Optoacousto-fluidics Based Optical Rotation Measure for Blood Glucose Sensing.

SIGNIFICANCE

Glucose sensing in deep tissue is challenging due to high light scattering and the optical properties of tissue constituents.

OBJECTIVE

We present a novel approach that integrates polarized light with optoacousto-fluidics based glucose sensing.

METHODS

A custom microfluidic chip mimicking blood vessel dimensions was developed to measure optical rotation via optoacoustic detection using polarized light (vertical and circular) at 1560 nm (near-infrared). The system reduces sample volume requirements while maintaining high sensitivity and accuracy. Experiments were performed using serum-like and human blood samples at a depth of 2 mm through whole blood. Flow dynamics was varied to assess their impact on measurement accuracy. Proof-of-concept studies included samples from diabetic and healthy volunteers.

RESULTS

Depth-resolved optoacoustic signals enabled accurate optical rotation quantification for glucose detection. Variations in flow velocity showed no significant effect, confirming system reliability under dynamic conditions.
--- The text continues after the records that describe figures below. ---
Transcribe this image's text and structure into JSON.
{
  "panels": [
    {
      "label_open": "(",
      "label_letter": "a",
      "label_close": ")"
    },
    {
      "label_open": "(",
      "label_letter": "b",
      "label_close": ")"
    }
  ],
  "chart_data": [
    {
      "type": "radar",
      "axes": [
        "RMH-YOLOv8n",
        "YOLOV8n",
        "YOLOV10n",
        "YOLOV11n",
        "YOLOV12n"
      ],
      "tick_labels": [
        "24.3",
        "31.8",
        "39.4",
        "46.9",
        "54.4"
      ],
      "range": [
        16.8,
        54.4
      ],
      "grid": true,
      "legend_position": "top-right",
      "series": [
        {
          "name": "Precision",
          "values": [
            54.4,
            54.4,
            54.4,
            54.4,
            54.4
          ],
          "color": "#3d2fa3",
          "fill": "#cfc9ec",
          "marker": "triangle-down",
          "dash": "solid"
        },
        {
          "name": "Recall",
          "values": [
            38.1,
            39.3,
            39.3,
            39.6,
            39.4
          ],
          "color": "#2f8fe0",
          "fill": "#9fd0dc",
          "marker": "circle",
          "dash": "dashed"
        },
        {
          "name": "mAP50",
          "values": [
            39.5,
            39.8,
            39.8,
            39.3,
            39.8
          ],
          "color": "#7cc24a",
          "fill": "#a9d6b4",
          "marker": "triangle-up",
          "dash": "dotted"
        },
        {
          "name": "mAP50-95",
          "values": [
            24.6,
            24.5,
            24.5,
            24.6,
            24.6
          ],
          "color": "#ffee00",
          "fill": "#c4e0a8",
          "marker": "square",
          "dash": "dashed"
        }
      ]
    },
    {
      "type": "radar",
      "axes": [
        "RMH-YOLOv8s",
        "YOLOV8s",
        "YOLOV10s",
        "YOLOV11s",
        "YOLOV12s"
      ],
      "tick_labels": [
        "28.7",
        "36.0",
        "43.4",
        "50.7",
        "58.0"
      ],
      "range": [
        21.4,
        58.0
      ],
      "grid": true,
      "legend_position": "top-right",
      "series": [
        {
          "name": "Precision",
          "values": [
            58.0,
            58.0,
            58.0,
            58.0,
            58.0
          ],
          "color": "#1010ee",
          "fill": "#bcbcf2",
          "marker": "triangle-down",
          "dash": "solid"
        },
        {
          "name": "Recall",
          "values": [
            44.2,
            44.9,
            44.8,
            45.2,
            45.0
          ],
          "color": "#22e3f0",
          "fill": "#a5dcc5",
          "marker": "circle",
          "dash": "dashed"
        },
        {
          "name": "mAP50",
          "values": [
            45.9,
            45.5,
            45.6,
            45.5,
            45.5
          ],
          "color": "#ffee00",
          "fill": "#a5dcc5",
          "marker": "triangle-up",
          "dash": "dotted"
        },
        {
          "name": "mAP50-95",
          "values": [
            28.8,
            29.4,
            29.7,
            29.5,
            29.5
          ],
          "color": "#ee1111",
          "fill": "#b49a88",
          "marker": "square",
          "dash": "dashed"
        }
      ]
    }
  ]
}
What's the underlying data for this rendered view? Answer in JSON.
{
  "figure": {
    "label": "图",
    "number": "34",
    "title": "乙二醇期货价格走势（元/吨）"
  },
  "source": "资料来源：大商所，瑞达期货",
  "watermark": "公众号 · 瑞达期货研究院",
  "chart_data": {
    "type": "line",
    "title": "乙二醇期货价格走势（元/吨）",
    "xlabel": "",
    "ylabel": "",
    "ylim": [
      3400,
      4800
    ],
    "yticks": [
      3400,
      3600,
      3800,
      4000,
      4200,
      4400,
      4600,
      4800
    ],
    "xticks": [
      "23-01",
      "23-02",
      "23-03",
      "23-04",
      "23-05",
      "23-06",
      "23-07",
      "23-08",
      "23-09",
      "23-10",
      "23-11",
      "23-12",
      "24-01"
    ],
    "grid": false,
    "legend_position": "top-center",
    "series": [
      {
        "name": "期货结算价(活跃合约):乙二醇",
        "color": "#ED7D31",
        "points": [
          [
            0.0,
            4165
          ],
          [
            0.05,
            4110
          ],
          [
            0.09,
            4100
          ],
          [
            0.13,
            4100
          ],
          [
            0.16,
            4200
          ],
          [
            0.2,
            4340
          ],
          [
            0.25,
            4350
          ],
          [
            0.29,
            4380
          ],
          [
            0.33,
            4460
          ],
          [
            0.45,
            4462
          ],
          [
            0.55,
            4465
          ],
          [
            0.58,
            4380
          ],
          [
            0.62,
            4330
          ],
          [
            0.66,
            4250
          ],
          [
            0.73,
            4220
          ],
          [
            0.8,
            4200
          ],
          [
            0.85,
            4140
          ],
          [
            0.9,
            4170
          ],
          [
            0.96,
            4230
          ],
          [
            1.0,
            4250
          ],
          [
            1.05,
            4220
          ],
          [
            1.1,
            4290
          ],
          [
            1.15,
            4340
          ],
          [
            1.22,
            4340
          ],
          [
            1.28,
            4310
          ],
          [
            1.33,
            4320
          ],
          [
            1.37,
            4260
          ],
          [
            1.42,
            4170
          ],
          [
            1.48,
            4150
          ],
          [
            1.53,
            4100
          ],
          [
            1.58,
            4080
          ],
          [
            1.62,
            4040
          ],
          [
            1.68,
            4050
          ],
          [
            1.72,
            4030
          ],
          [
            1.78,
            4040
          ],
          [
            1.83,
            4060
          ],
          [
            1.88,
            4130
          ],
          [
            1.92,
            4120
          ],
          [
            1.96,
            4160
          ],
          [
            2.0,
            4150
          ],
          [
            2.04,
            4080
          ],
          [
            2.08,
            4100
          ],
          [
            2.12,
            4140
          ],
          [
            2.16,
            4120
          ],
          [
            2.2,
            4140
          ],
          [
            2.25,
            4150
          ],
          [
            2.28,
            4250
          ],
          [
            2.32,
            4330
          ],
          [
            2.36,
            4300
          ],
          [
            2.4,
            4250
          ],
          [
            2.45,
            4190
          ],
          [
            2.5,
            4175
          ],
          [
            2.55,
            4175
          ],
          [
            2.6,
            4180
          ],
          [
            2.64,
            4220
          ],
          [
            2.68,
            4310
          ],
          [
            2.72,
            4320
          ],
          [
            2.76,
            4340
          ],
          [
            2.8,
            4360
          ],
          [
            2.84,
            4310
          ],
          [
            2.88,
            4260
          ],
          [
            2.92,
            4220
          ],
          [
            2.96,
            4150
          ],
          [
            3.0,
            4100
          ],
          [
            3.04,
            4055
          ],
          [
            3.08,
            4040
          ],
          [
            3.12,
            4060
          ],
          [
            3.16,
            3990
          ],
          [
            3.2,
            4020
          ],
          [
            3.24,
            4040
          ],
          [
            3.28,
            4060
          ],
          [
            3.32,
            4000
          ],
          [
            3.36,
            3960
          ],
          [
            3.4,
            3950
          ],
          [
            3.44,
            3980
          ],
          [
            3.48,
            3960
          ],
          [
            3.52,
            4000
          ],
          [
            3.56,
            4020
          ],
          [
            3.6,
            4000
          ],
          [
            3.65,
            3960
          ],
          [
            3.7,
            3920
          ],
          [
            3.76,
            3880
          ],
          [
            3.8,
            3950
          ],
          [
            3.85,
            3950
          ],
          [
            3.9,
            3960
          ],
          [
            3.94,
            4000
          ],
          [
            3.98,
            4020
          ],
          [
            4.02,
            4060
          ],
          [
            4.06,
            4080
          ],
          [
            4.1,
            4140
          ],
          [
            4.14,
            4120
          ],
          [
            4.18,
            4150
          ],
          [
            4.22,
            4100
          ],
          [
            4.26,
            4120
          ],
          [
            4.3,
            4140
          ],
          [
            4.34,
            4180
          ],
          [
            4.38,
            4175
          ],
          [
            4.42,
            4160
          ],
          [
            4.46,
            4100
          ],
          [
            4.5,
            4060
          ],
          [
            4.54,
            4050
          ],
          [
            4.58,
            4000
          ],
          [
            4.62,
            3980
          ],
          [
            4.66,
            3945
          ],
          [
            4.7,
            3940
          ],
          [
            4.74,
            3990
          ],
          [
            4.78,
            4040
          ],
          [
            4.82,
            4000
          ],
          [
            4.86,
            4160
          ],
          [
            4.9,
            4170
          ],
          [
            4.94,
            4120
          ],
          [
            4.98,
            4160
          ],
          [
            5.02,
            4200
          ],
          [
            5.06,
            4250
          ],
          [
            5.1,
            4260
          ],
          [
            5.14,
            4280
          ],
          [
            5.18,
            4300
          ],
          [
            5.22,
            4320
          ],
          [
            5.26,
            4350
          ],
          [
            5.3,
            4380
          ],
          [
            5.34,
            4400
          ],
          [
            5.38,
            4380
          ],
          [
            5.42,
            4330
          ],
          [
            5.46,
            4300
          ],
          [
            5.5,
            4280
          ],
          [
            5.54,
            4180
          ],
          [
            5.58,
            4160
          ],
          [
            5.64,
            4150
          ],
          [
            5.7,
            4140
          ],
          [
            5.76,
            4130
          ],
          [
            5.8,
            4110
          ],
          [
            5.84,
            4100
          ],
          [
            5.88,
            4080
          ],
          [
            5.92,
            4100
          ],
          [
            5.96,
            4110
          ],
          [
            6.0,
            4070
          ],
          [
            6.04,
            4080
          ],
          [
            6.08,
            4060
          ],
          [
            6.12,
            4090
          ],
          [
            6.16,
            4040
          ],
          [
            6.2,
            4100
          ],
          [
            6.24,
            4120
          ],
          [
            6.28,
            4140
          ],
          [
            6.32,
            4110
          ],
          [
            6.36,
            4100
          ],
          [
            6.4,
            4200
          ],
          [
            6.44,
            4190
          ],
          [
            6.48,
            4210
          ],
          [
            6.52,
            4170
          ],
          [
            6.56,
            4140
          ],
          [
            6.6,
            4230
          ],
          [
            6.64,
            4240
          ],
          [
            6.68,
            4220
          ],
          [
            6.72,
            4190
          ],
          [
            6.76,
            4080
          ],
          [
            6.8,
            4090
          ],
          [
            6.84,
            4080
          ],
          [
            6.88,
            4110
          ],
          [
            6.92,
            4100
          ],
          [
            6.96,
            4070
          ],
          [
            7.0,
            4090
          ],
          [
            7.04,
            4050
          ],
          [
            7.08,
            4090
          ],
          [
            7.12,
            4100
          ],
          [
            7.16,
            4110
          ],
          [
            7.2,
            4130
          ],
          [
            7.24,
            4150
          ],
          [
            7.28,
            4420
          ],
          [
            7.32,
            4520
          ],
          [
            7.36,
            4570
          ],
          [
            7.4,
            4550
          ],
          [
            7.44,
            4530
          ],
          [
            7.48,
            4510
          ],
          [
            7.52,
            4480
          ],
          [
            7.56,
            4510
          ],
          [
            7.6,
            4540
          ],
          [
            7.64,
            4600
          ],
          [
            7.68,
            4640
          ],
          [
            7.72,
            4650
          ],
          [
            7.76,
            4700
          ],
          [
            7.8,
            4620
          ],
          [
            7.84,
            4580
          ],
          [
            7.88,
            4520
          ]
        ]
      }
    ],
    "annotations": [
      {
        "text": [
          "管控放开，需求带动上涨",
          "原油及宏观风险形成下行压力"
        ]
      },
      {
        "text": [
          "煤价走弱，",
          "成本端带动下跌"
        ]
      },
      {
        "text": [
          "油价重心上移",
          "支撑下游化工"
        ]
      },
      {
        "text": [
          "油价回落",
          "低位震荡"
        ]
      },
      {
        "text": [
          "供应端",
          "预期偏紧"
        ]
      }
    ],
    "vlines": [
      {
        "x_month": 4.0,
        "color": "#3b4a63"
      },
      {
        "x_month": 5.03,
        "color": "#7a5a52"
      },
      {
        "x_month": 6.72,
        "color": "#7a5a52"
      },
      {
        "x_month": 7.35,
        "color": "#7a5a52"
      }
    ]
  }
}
The system achieved a detection limit of 50 mg/dL in serum samples. Classification of diabetic and healthy samples reached an 88% prediction accuracy.

CONCLUSION

This work demonstrates a low-volume, high-sensitivity method for glucose detection using polarized light and optoacousto-fluidics, with potential for real-time, non-invasive monitoring at tissue depths of 2-3 mm. It lays the foundation for advancing optical rotation-based glucose detection methodologies with significant implications for in-vivo sensing (at depths of 2-3 mm in skin).